Wenn mit der vom Landgericht angeführten Begründung weder der ehemalige Betreuer noch die weitere Beteiligte zur (weiteren) Führung der Betreuung in Betracht kommen, liegt in der Bestellung einer Berufsbetreuerin auch kein Verstoß gegen die Auswahlvorschriften in § 1897 Abs. 5 Satz 1 und Abs. 6 Satz 1 BGB. Denn der darin festgelegte Vorrang von Angehörigen bzw. geeigneten ehrenamtlich tätigen Personen setzt voraus, dass solche im konkreten Fall zur Verfügung stehen. Das hat aber das Landgericht bezüglich beider Kinder der Betroffenen in nicht zu beanstandender Weise verneint.

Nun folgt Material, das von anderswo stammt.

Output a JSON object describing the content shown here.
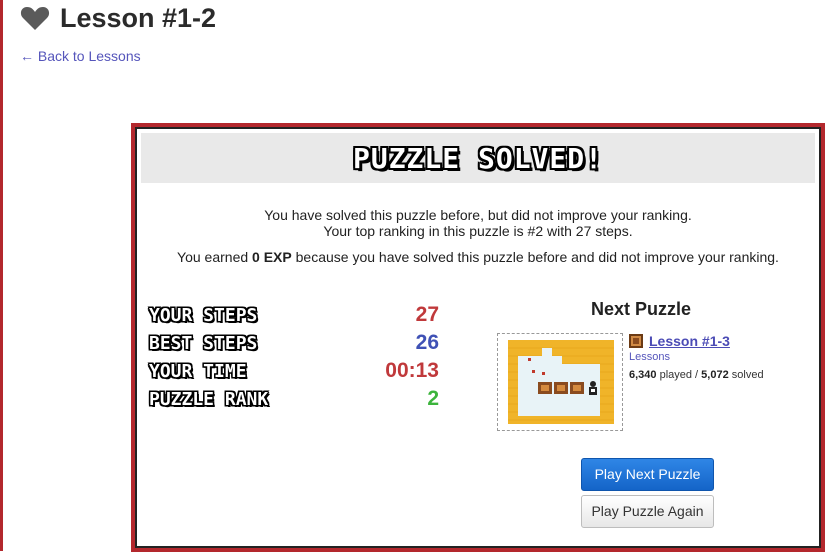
{
  "page": {
    "title": "Lesson #1-2",
    "back_link": "← Back to Lessons"
  },
  "modal": {
    "header": "PUZZLE SOLVED!",
    "message_line1": "You have solved this puzzle before, but did not improve your ranking.",
    "message_line2": "Your top ranking in this puzzle is #2 with 27 steps.",
    "exp_prefix": "You earned ",
    "exp_amount": "0 EXP",
    "exp_suffix": " because you have solved this puzzle before and did not improve your ranking.",
    "stats": [
      {
        "label": "YOUR STEPS",
        "value": "27",
        "color": "#c0393b"
      },
      {
        "label": "BEST STEPS",
        "value": "26",
        "color": "#3f51b5"
      },
      {
        "label": "YOUR TIME",
        "value": "00:13",
        "color": "#c0393b"
      },
      {
        "label": "PUZZLE RANK",
        "value": "2",
        "color": "#3cb43c"
      }
    ],
    "next": {
      "title": "Next Puzzle",
      "lesson_name": "Lesson #1-3",
      "category": "Lessons",
      "played": "6,340",
      "played_label": " played / ",
      "solved": "5,072",
      "solved_label": " solved"
    },
    "buttons": {
      "play_next": "Play Next Puzzle",
      "play_again": "Play Puzzle Again"
    }
  },
  "colors": {
    "accent_red": "#b3282d",
    "link_blue": "#5555bb",
    "primary_button": "#1a6fd6"
  },
  "icons": [
    "heart-icon",
    "crate-icon"
  ]
}
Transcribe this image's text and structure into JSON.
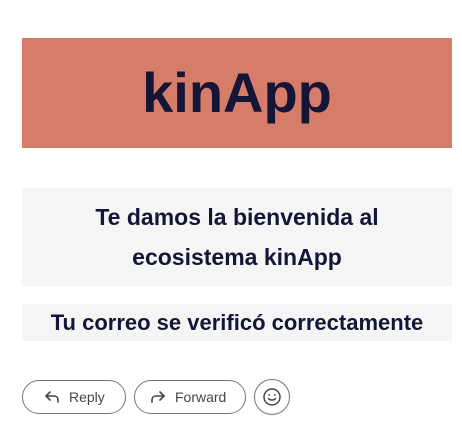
{
  "email": {
    "banner": {
      "title": "kinApp",
      "background_color": "#d57d68",
      "text_color": "#151537"
    },
    "welcome": {
      "text": "Te damos la bienvenida al ecosistema kinApp",
      "background_color": "#f5f5f5"
    },
    "verified": {
      "text": "Tu correo se verificó correctamente",
      "background_color": "#f5f5f5"
    }
  },
  "actions": {
    "reply": {
      "label": "Reply",
      "icon": "reply-icon"
    },
    "forward": {
      "label": "Forward",
      "icon": "forward-icon"
    },
    "emoji": {
      "icon": "emoji-smile-icon"
    }
  }
}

3. Die der weiteren Beteiligten im Verfahren der weiteren Beschwerde entstandenen notwendigen Kosten sind dem ehemaligen Betreuer aufzuerlegen, da er sie durch sein unbegründetes Rechtsmittel veranlasst hat (§ 13a Abs. 1 Satz 2 FGG).

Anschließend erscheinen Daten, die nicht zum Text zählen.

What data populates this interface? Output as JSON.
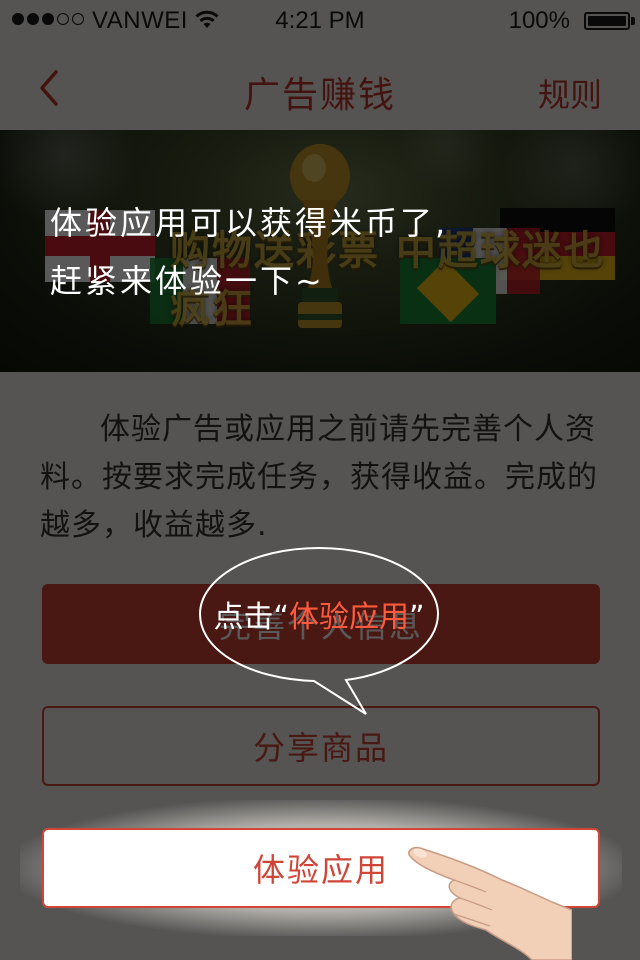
{
  "status_bar": {
    "carrier": "VANWEI",
    "time": "4:21 PM",
    "battery_percent": "100%",
    "battery_level": 1.0,
    "signal_icon": "signal-dots-icon",
    "wifi_icon": "wifi-icon"
  },
  "nav": {
    "title": "广告赚钱",
    "right_label": "规则",
    "back_icon": "chevron-left-icon"
  },
  "banner": {
    "slogan": "购物送彩票 中超球迷也疯狂"
  },
  "guide": {
    "line1": "体验应用可以获得米币了,",
    "line2": "赶紧来体验一下~",
    "bubble_prefix": "点击",
    "bubble_quote_open": "“",
    "bubble_highlight": "体验应用",
    "bubble_quote_close": "”"
  },
  "description": "体验广告或应用之前请先完善个人资料。按要求完成任务，获得收益。完成的越多，收益越多.",
  "buttons": {
    "complete_profile": "完善个人信息",
    "share_goods": "分享商品",
    "try_app": "体验应用"
  },
  "colors": {
    "accent": "#d04537",
    "overlay": "#000000",
    "highlight_text": "#ff5a3c"
  }
}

4. Der Antrag der weiteren Beteiligten auf Prozesskostenhilfe ist zurückzuweisen, da sie keine Erklärung über ihre persönlichen und wirtschaftlichen Verhältnisse gem. § 14 FGG, § 114 ZPO vorgelegt hat.

5. Die Festsetzung des Geschäftswerts der weiteren Beschwerde beruht auf § 131 Abs. 2, § 30 Abs. 3 Satz 1 und Abs. 2 KostO.